Before April 8, Anthony Capuano hadn’t been in the U.S. for the previous 28 days, and it’s an understatement to say a lot happened in those last four weeks.

Capuano, president and CEO of Marriott International, was at an event at the Canal House of Georgetown, a Tribute Portfolio Hotel in Washington, D.C., which marked Marriott’s one-millionth room open in the U.S. He sat down for an exclusive interview with Hotel Investment Today to discuss net unit growth, tailwinds in the short term and the power of conversions the long term.

Capuano has been in India, China, Australia, Fiji, New Zealand, Germany, Denmark, Ireland and Scotland over the past month. He admitted that travel and tourism thrive in times of stability and things “feel a little unstable today.”

But the international nature of his company gives him comfort. “We’ve had nearly a century of navigating the ups and downs of the world. We compete in 144 countries today. So, there is stability and instability every day somewhere where we’re operating,” he said.

When asked what his owners and franchisees are telling him, Capuano, while cautioning he has to be careful with what he says because Marriott is a public company with its first-quarter earnings in the near future, said there are concerns about the short-term demand environment right now because of tariffs and their impacts on the stock market. (This just before Marriott's 10.55% Wednesday rally that saw the S&P 500 jump 9.5%. Like many major U.S. public hotel companies, Marriott was down double digits over the last month before the Wednesday rally.)

“In general, there was a lot of optimism coming into the year. Our business is so closely linked to consumer confidence and the instability that you see with the short-term hit that the public markets have taken; those are not particularly powerful drivers of consumer confidence,” he said. “I think our owners and franchisees worry a little bit about the short-term demand environment. They worry a little bit about a protracted trade war if that’s where we end up — it could have a real impact on construction costs, to be sure — and the impact on inbound and outbound international travelers. They worry about all the factors that could negatively influence consumer confidence.”

Capuano said developers’ biggest hurdle right now is tied to the challenging debt market. “The biggest impediment to new builds right now is not the construction cost environment and it’s not the availability of equity. It’s all about the availability of debt — construction debt for new financing,” he said.

The prominence of conversions in Marriott’s current pipeline is necessary for positive net unit growth (NUG). Capuano said conversions will be part of Marriott’s plans regardless of the credit environment. He said that, traditionally, conversions slide into the background in better economic times when new builds occur more. However, that cycle has shifted.

“When that debt starts to flow more freely, the thing that makes me so bullish about our growth prospects this time around is I don’t think you’ll see conversions fade into the background,” he said. “I would expect to see a big spike in new-build accompanied by continued focus and results on the conversion front.”

Capuano has been passionate about Marriott’s ability to capture as much of its customers’ travel wallet as possible, including adding brands like Marriott Homes & Villas or the Ritz Carlton Yacht Collection so it doesn’t have to send its loyalty members somewhere else.

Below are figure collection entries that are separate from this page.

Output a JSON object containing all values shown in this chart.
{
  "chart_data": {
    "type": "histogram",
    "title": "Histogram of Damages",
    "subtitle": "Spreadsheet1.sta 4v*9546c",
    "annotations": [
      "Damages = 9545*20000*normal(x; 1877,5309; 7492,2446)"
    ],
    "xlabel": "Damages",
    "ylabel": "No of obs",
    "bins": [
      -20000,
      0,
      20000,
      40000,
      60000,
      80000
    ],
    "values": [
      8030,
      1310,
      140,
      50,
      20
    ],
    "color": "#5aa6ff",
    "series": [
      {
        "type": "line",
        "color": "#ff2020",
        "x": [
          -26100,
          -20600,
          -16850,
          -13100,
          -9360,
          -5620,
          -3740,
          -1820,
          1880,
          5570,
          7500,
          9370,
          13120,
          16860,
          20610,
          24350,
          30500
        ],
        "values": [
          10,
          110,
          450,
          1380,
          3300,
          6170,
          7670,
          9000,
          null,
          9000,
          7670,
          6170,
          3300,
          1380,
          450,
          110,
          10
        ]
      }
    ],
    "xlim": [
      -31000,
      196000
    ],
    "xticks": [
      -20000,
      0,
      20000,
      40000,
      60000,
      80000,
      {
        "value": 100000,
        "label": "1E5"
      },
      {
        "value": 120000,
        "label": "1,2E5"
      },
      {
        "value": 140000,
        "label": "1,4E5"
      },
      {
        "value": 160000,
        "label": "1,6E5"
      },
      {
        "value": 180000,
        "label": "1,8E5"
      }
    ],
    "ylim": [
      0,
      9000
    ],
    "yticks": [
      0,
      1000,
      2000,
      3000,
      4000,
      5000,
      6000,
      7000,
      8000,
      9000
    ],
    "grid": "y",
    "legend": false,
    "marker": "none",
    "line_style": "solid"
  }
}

That focus also includes adding international midscale brands like City Express and Four Points Flex for markets outside of North America, based on customer feedback.

“What’s the easiest path to that objective? It’s to make sure I have the right property everywhere you want to travel for every trip because if I do that, you don’t need to look outside our ecosystem,” he said. “That drives so much of our focus on growth. It’s not growth to achieve scale. We already have an industry-leading scale. So, it’s much more thoughtful growth around where our guests want to be and for what type of trip purpose. Therefore, what sort of accommodation are they seeking?”

Growth in Greater China

When asked if the unstable nature of the last few months has affected Marriott’s pipeline, Capuano said it’s too early to tell if there’s been any material impact, but he offers an example of Marriott’s challenging environment in Greater China as a reason for optimism.

“We’ve talked about the fact that in 2024, it was one of the most challenging operating environments we’d ever seen in Greater China, which is our second biggest market. But at the same time, we signed more deals in Greater China last year than in any year in our history,” he said.

“That suggests that broadly, the development community believes long term in the strength of demand for travel,” he said. “They believe strongly in the fact that we’ve seen a psychographic shift away from consumption of hard goods towards consumer spending in travel and experiences. They believe that’s going to be the case long term. So, they’re betting on the long term of travel, not ignoring short-term softness and demand but recognizing they’re making long-term investments.”

When asked about international development, Capuano said he’s bullish on Asia Pacific in general, notwithstanding some short-term headwinds. He said one of the reasons is because Marriott didn’t over-index on China and India at a time when other companies were.

“We didn’t over-index on those two markets to the exclusion of the balance of the region, and that’s why you see such terrific momentum in markets like Japan, Vietnam, Indonesia, Malaysia and Thailand,” he said. “I’m very bullish about the breadth of Asia Pacific. What’s interesting is if you look at APEC (Asia Pacific excluding China), the last two years running, it saw double-digit RevPAR growth and double-digit net unit growth. Those are very vibrant, promising markets.”